Wednesday, January 18, 2017
“The first day I thought, I can't make it. I wasn't sure. I thought: I can train but, not these people.” Mona Abdelmaksoud is the senior coach for the reporters that work for Free Press Unlimited's partner organisations in Syria. The first time she trained Syrian journalists in February 2015 she was weary. She was used to teaching at a university, but not in a situation of war.

Written by Nava Maria Verboom

“I didn't know anyone and had doubts that I could cope with people who just came from war. They have witnessed a lot of difficult situations. Most of them either lost a family member or friend, or face a direct threat to death themselves. Imagine one has just lost a close friend or family member and you would like to talk to him about training and journalism. Some of them suffer from trauma, others have a problem trusting strangers. It is a challenging environment to deal with.” And training is all about gaining trust.

“I had to chase the trainees in order to have them send me articles for correction, they were not used to having someone be involved in their writing.”

“In the beginning most of them were activists. Trying to shift them to be a journalist is very hard. They saw the world as cruel, unfair, and unsafe, and media as only a means for propaganda and support to the status-quo.”

She decided not to approach them as journalists, but as fellow human beings. “People do not have a background in media, but they have a cause: the fight for freedom.” Everything changed. “You have to try to feel what they feel, sympathize, realize how deeply they are affected. You should show them the importance of their roles as journalists, in serving their case, and their people.
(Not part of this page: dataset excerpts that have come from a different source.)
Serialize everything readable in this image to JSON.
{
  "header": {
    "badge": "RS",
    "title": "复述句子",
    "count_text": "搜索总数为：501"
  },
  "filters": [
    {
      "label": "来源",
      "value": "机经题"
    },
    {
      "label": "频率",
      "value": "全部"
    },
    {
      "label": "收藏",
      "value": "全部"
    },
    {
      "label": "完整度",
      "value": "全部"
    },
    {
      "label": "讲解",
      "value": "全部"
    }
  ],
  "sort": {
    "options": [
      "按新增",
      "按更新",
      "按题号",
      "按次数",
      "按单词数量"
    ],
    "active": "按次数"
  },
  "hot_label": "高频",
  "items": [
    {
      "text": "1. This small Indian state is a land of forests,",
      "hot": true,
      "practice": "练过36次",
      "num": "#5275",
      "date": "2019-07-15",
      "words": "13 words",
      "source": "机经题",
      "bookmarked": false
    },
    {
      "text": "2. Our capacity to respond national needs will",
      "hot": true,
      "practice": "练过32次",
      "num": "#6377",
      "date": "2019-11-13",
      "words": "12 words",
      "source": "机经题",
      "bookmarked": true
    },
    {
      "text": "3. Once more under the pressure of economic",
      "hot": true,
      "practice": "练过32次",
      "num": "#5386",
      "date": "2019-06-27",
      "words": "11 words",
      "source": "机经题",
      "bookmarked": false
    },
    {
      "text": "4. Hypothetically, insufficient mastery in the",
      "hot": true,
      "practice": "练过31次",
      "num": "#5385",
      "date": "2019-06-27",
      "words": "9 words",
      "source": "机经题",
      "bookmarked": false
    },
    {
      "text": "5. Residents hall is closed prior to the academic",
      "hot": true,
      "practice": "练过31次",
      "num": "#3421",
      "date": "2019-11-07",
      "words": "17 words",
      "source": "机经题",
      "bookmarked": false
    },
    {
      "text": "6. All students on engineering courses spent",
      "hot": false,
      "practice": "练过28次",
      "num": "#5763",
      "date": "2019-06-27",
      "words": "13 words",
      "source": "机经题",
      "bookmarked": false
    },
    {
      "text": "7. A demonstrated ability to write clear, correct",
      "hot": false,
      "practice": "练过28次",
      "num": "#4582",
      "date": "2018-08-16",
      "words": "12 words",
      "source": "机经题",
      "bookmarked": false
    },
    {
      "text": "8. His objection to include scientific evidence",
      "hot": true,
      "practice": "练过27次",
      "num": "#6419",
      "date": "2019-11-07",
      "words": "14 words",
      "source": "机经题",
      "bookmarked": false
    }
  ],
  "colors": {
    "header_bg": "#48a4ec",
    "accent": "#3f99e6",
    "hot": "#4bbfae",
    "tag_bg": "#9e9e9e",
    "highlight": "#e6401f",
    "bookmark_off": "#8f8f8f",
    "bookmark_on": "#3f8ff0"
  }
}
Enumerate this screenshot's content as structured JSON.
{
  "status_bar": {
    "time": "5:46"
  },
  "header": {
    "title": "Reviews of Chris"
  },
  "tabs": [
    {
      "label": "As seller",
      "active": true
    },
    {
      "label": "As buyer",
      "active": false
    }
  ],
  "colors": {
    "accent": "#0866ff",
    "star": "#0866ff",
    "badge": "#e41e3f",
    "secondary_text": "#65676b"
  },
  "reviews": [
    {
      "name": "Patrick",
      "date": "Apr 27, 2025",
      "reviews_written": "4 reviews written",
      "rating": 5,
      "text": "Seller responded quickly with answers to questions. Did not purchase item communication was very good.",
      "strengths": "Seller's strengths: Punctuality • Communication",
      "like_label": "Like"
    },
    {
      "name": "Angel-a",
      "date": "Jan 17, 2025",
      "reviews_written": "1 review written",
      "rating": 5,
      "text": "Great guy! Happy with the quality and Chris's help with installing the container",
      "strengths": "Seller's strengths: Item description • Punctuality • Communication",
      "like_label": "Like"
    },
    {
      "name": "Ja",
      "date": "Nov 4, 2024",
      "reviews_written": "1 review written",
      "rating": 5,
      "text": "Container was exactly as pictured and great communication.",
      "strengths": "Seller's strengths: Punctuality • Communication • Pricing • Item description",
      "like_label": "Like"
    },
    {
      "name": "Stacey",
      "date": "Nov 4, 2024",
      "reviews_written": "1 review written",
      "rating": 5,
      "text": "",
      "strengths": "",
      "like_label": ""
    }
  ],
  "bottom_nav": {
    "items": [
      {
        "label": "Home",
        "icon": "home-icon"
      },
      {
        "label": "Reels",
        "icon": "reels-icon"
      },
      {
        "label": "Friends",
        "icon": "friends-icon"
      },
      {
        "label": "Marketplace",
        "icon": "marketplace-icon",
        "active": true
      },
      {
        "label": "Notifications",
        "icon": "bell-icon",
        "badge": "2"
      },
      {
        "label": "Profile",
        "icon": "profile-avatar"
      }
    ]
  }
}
Providing the truth and showing other sides of the story could change Syrian people's lives and how the world views them and their situation. Believe in what they do and how important that is was the key.”

By the end of the year she had received many articles from participants. “They were actually now chasing me for feedback.”

“Now the funny thing is, I, as it turns out, am not only a coach in profession, but also in life. Sometimes they ask me for my experience in marriage issues. I have already attended two weddings.”

According to Mona, coaching is a life experience: gaining the trust of trainees is among the most challenging, but rewarding experiences. But the challenge helped the reporters and Mona grow. She provided a coaching style which the journalists could rely on, continuously supporting them in writing better stories. She managed to gain their trust through understanding their cause and reality. Free Press Unlimited decided to put emphasis on continuity, through a learning program where coaching plays a big role.

“The trainees always report on war, and stories of war quickly become uninteresting to read,” explains Mona. During one of the trainings she focused on how to produce a story which is interesting for readers. The training took place during the time there were a lot of barrel bombs in Aleppo. “I tried to convince the trainees that it is important to give a human angle to a story. That is, to write a human story, and not a war story.”

They took her advice. One trainee wrote an article about a wedding, which ended in wedding guests helping people who had been wounded by the barrels. “The trainee had managed to show facts, but attach emotions to it as well. Mixing war and wedding ceremonies. Fear, joy, relief. These kind of stories really reach the people.”